The Internet has been mainstream for 15 years, and we're starting to see real breakthroughs in Semantic Web type applications. With unlimited room for our improvement by building on rather than hoarding data, and the recognition of the value of a true participatory society, many efforts to not share data start to appear ignoble. An unidentified new sector of public participation is developing based on the ease and minimal cost of gathering and organizing data functionality and interested parties on the Internet. The cost is simply making data re-usable, yet many agencies fear this approach since it will affect their societal placement (and most don't trust 'the masses').

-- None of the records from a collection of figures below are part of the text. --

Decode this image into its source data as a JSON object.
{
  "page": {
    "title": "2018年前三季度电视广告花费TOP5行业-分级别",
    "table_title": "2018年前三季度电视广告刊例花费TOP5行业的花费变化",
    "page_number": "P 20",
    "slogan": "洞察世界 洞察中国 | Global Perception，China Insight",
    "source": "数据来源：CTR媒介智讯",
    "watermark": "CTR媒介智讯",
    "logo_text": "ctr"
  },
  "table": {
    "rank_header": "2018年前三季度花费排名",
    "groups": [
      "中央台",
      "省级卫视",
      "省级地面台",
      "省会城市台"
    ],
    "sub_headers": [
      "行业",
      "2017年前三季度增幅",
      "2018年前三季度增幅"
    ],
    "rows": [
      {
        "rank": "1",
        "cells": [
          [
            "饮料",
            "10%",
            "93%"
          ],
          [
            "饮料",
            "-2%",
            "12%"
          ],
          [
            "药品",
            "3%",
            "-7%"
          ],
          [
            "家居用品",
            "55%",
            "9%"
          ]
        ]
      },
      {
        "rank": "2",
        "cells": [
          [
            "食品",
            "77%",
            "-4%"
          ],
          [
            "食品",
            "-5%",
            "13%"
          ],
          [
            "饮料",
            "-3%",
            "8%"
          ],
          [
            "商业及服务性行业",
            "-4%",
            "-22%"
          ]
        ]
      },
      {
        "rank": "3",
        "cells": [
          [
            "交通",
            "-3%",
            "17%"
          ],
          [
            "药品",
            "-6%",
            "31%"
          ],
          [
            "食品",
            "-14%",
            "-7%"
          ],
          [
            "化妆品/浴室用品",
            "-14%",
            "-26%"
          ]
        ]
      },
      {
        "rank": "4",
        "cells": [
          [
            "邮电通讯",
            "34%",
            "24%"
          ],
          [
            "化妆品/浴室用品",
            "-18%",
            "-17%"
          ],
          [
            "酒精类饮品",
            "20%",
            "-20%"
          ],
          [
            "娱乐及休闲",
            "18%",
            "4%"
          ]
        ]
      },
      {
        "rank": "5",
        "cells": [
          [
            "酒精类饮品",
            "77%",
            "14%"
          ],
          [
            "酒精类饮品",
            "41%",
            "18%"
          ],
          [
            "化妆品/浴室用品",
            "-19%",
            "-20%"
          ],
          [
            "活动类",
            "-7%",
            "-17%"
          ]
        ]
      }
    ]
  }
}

Approaches to Semantic Web applications
Mining
There are essentially two types of SemWeb applications, mining and intentional semantic development. One technique in mining is "scraping" to parse presumably reliable HTML pages. Many citizen projects use this technique to extract public data from recalcitrant government sources, for example, They Work for You. Mash ups are related, sites like Housing Maps combine data from disparate sources into one useful interface. However, scraping can be easily foiled by obfuscating low level structure, intentionally or not.

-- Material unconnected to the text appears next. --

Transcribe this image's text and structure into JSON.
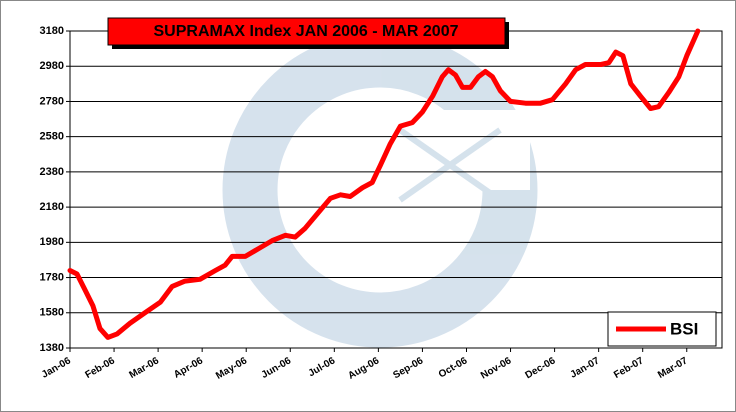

Another mining approach involves scraping human oriented text. Open Calais is a infrastructure example of this. Health Base is an end user application. These sites use patterns in human text to try to derive statements. This technique is easily foiled leading to incorrect observations.
Intentional markup
Intentional semantic development involves explicit markup of text items. Most HTML documents today contain only text and links. Semantically marked up documents have explicit annotations about data objects, indicating them as entites such as people, places, dates, and so on. Relations (links) have explicit meanings.
In FOAF, we can indicate "me" links on our home page that indicate another representation of ourselves. We can indicate links to friends, business associates, and organizations. It quickly becomes apparent that decentralized Facebook sites could be enabled, where individuals can publish their information wherever they like, using whatever licenses they like, and sites like Facebook can provide their own views of these webs of data.
Using RDFa and Microformats, annotations are added to regular HTML that give them semantic meaning. A person's information can be marked up with hCard, allowing you to "right click" and add that person to your address book. Similarly formats exist for locations and events.
Google, Yahoo and others use these formats to make their results more reliable. It used to be their information guessed what content on a page was content. So if you searched for "frames," looking for picture frames, you would be likely to find a page that referred to "frames" in its navigation. RDFa and Microformats allow more reliable markup of subjects, allowing meta directories to embed reviews from any cooperating site rather than trying to do everything themselves - because these reviews link back to the originating site, it's a "win win win" situation, for the meta directory, originating site, and end user, with richer, less biased results when a critical mass is reached.
The heavyweight options are systems such as RDF and Topic Maps. They provide a complex interlinked way to describe arbitrary data. Today they are only used for specific projects, but as their use grows we can expect the web to become more interlinked allowing an endless assemblage of information using the best references.